Maybe, Gopal, you want to answer that?

G
Gopal Balachandran
CFO & Chief Risk Officer

I didn't get your question correctly. Can you just repeat that?

A
Ajox Frederick H.
Research Analyst

The provision reversals we did for this quarter, since markets have been buoyant, so INR 70 crore of reversal happened. So we had provided of close to INR 120 crores in 4Q. So the remaining INR 50 crores, we can see that happening anytime soon?

G
Gopal Balachandran
CFO & Chief Risk Officer

No. See, as I had explained, Ajox, I think the -- we do have an investment impairment policy that we get guided by. And in quarter 4 last year, we did provide for that INR 1.2 billion because clearly, we saw significant volatility in the market value of stocks corresponding to the cost that we were holding. And hence, we had to kind of make a provision of INR 1.2 billion.As I said, insofar as this half year is concerned, obviously, we take views on the portfolio of stocks that we hold. And in case if we believe a particular stock has reached a value, which we think is appropriate, then we would kind of exit from the stock. And in case if that results into any form of gain, then we would realize the gains. And if it all for some reason if the call on the stock has been not correct, then to that extent, we may book a loss and done away with. So that's how what you see insofar as the P&L is concerned, when you're seeing a reversal of provision for impairment, which is what I explained, in this half year, one of the stocks that we had kind of impaired for. During the half year, I think we had a view on the stock. And at this point of time, we have kind of exited from the stock. And the actual realization has been kind of booked for through the P&L.

B
Bhargav Dasgupta
MD, CEO & Director

So also -- so kind of to add to what Gopal is saying, if you look at our fair value change account for equity, you will see an increase.
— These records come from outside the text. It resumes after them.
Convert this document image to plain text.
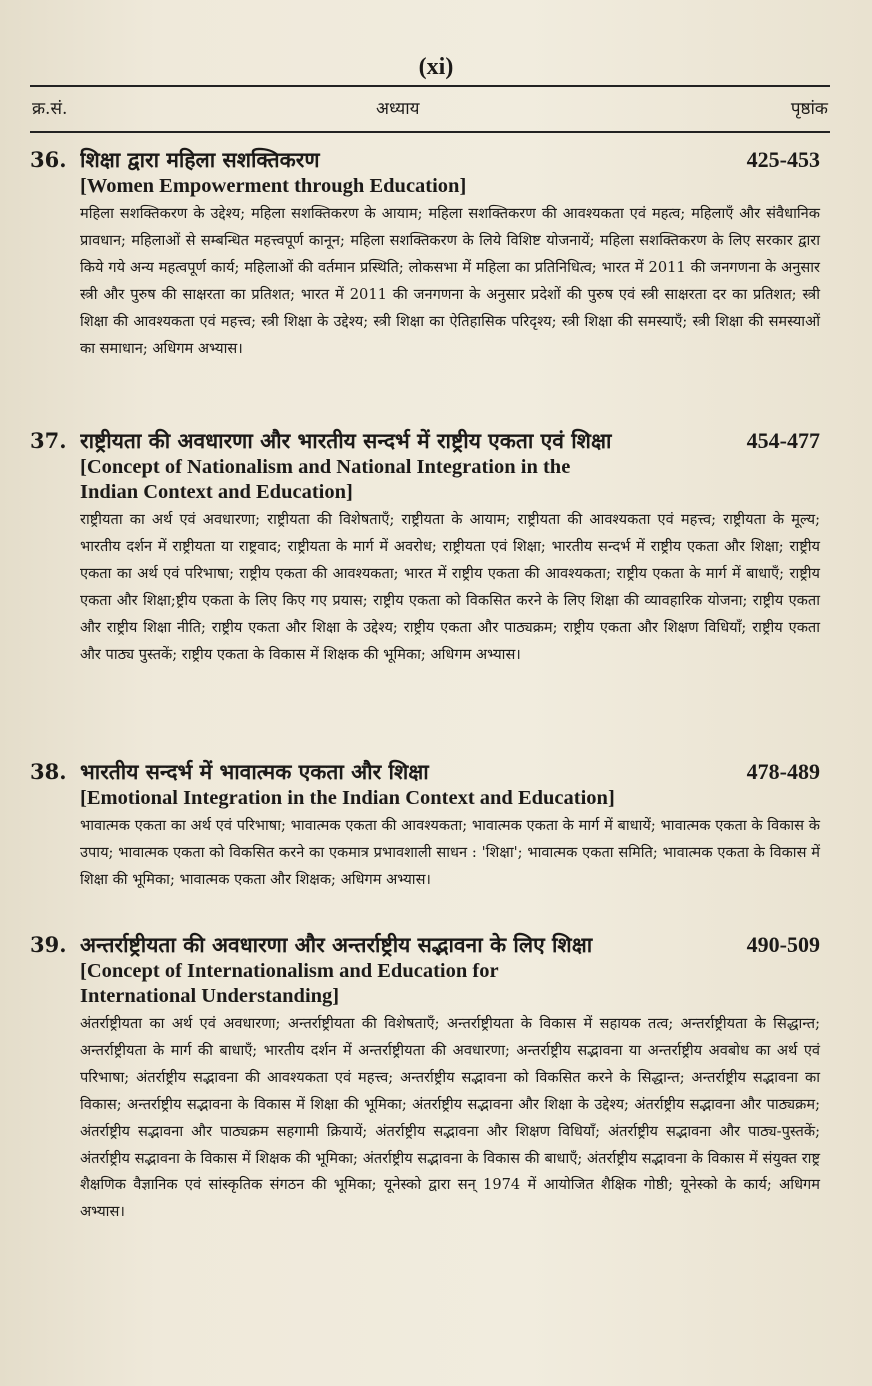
(xi)
क्र.सं.	अध्याय	पृष्ठांक
36. शिक्षा द्वारा महिला सशक्तिकरण	425-453
[Women Empowerment through Education]
महिला सशक्तिकरण के उद्देश्य; महिला सशक्तिकरण के आयाम; महिला सशक्तिकरण की आवश्यकता एवं महत्व; महिलाएँ और संवैधानिक प्रावधान; महिलाओं से सम्बन्धित महत्त्वपूर्ण कानून; महिला सशक्तिकरण के लिये विशिष्ट योजनायें; महिला सशक्तिकरण के लिए सरकार द्वारा किये गये अन्य महत्वपूर्ण कार्य; महिलाओं की वर्तमान प्रस्थिति; लोकसभा में महिला का प्रतिनिधित्व; भारत में 2011 की जनगणना के अनुसार स्त्री और पुरुष की साक्षरता का प्रतिशत; भारत में 2011 की जनगणना के अनुसार प्रदेशों की पुरुष एवं स्त्री साक्षरता दर का प्रतिशत; स्त्री शिक्षा की आवश्यकता एवं महत्त्व; स्त्री शिक्षा के उद्देश्य; स्त्री शिक्षा का ऐतिहासिक परिदृश्य; स्त्री शिक्षा की समस्याएँ; स्त्री शिक्षा की समस्याओं का समाधान; अधिगम अभ्यास।
37. राष्ट्रीयता की अवधारणा और भारतीय सन्दर्भ में राष्ट्रीय एकता एवं शिक्षा	454-477
[Concept of Nationalism and National Integration in the Indian Context and Education]
राष्ट्रीयता का अर्थ एवं अवधारणा; राष्ट्रीयता की विशेषताएँ; राष्ट्रीयता के आयाम; राष्ट्रीयता की आवश्यकता एवं महत्त्व; राष्ट्रीयता के मूल्य; भारतीय दर्शन में राष्ट्रीयता या राष्ट्रवाद; राष्ट्रीयता के मार्ग में अवरोध; राष्ट्रीयता एवं शिक्षा; भारतीय सन्दर्भ में राष्ट्रीय एकता और शिक्षा; राष्ट्रीय एकता का अर्थ एवं परिभाषा; राष्ट्रीय एकता की आवश्यकता; भारत में राष्ट्रीय एकता की आवश्यकता; राष्ट्रीय एकता के मार्ग में बाधाएँ; राष्ट्रीय एकता और शिक्षा;ष्ट्रीय एकता के लिए किए गए प्रयास; राष्ट्रीय एकता को विकसित करने के लिए शिक्षा की व्यावहारिक योजना; राष्ट्रीय एकता और राष्ट्रीय शिक्षा नीति; राष्ट्रीय एकता और शिक्षा के उद्देश्य; राष्ट्रीय एकता और पाठ्यक्रम; राष्ट्रीय एकता और शिक्षण विधियाँ; राष्ट्रीय एकता और पाठ्य पुस्तकें; राष्ट्रीय एकता के विकास में शिक्षक की भूमिका; अधिगम अभ्यास।
38. भारतीय सन्दर्भ में भावात्मक एकता और शिक्षा	478-489
[Emotional Integration in the Indian Context and Education]
भावात्मक एकता का अर्थ एवं परिभाषा; भावात्मक एकता की आवश्यकता; भावात्मक एकता के मार्ग में बाधायें; भावात्मक एकता के विकास के उपाय; भावात्मक एकता को विकसित करने का एकमात्र प्रभावशाली साधन : 'शिक्षा'; भावात्मक एकता समिति; भावात्मक एकता के विकास में शिक्षा की भूमिका; भावात्मक एकता और शिक्षक; अधिगम अभ्यास।
39. अन्तर्राष्ट्रीयता की अवधारणा और अन्तर्राष्ट्रीय सद्भावना के लिए शिक्षा	490-509
[Concept of Internationalism and Education for International Understanding]
अंतर्राष्ट्रीयता का अर्थ एवं अवधारणा; अन्तर्राष्ट्रीयता की विशेषताएँ; अन्तर्राष्ट्रीयता के विकास में सहायक तत्व; अन्तर्राष्ट्रीयता के सिद्धान्त; अन्तर्राष्ट्रीयता के मार्ग की बाधाएँ; भारतीय दर्शन में अन्तर्राष्ट्रीयता की अवधारणा; अन्तर्राष्ट्रीय सद्भावना या अन्तर्राष्ट्रीय अवबोध का अर्थ एवं परिभाषा; अंतर्राष्ट्रीय सद्भावना की आवश्यकता एवं महत्त्व; अन्तर्राष्ट्रीय सद्भावना को विकसित करने के सिद्धान्त; अन्तर्राष्ट्रीय सद्भावना का विकास; अन्तर्राष्ट्रीय सद्भावना के विकास में शिक्षा की भूमिका; अंतर्राष्ट्रीय सद्भावना और शिक्षा के उद्देश्य; अंतर्राष्ट्रीय सद्भावना और पाठ्यक्रम; अंतर्राष्ट्रीय सद्भावना और पाठ्यक्रम सहगामी क्रियायें; अंतर्राष्ट्रीय सद्भावना और शिक्षण विधियाँ; अंतर्राष्ट्रीय सद्भावना और पाठ्य-पुस्तकें; अंतर्राष्ट्रीय सद्भावना के विकास में शिक्षक की भूमिका; अंतर्राष्ट्रीय सद्भावना के विकास की बाधाएँ; अंतर्राष्ट्रीय सद्भावना के विकास में संयुक्त राष्ट्र शैक्षणिक वैज्ञानिक एवं सांस्कृतिक संगठन की भूमिका; यूनेस्को द्वारा सन् 1974 में आयोजित शैक्षिक गोष्ठी; यूनेस्को के कार्य; अधिगम अभ्यास।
That doesn't mean that it will up the P&L. If we believe a particular stock has reached its pricing potential that we foresee and we sell it, then only you will look at booking again. Otherwise, we'll just [indiscernible].

Operator

Thank you very much. We'll take that as the last question. I would now like to hand the conference back to Mr. Bhargav Dasgupta for closing comments.

B
Bhargav Dasgupta
MD, CEO & Director

Thank you, Ramon, and thank you, guys. Stay safe. Take care of yourself. All the best. Good night.

G
Gopal Balachandran
CFO & Chief Risk Officer

Thank you, everyone. Thank you.

S
Sanjeev Radheyshyam Mantri

Thank you.

Operator

Thank you very much. On behalf of ICICI Lombard General Insurance, that concludes this conference. Thank you for joining us, ladies and gentlemen. You may now disconnect your lines.